Number 10 and the Treasury have however still not given the plans the green light. Why not?
HSJ understands senior ministers and their officials are understandably waiting to hear how NHS leaders propose the new system will be used to allow the government – and the public – to hold the NHS to account for its performance before giving the go-ahead.
As NHS Providers chief Chris Hopson rightly warns: “We need to reassure patients that any changes to measuring A&E waiting times is not simply about moving the goalposts.”
Condensing 10 relatively technical metrics into a more bite-size form which can be used like the four-hour standard as a bellwether for the NHS’ overall health is a challenging ask. NHS leaders have at least bought themselves some more time to come up with a solution, although they will be pretty busy with other matters.
During her first NHS Providers speech as chief executive of the health service, Amanda Pritchard stressed the importance of supporting the “very stretched” social care system ahead of winter.
She said the fate of the health service is “inextricably linked” to the challenges faced by domiciliary care providers, which are having a direct impact on patient flow through hospitals.
Her comments are timed well with the announcement that clinical commissioning groups in Staffordshire and Stoke-on-Trent are setting aside £5m to fund recruitment and retention of care home staff in the area.

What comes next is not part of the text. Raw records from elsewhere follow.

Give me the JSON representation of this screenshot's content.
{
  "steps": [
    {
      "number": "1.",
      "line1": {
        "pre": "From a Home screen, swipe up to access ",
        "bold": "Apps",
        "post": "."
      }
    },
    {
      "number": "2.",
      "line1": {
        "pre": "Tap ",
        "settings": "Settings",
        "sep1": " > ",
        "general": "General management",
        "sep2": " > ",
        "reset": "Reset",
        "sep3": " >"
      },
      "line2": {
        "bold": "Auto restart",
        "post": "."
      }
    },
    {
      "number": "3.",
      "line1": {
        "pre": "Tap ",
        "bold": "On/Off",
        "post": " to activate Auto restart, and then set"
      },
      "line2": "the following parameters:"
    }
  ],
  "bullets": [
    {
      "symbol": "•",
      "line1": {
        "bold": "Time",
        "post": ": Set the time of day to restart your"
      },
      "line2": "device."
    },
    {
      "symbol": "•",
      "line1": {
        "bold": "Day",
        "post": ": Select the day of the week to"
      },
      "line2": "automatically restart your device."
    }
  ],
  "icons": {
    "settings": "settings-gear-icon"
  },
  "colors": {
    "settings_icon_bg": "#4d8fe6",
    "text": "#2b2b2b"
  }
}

It is hoped the winter support package can tackle the rising demand on care homes and staff shortages in the sector – which are likely to have been impacted by compulsory coronavirus vaccines for workers.
The commissioners are working with Staffordshire County Council and Stoke-on-Trent City council and will allow care home providers to be able to apply for additional funding for staff retention schemes, including bonuses.
Other initiatives to support care homes include recruitment campaigns, additional funding for providers, increasing digital tools to improve scheduling and reducing travel time and paperwork.
However, recruitment takes time, so it’s hard to say how this scheme will improve the picture this winter when the support is needed the most.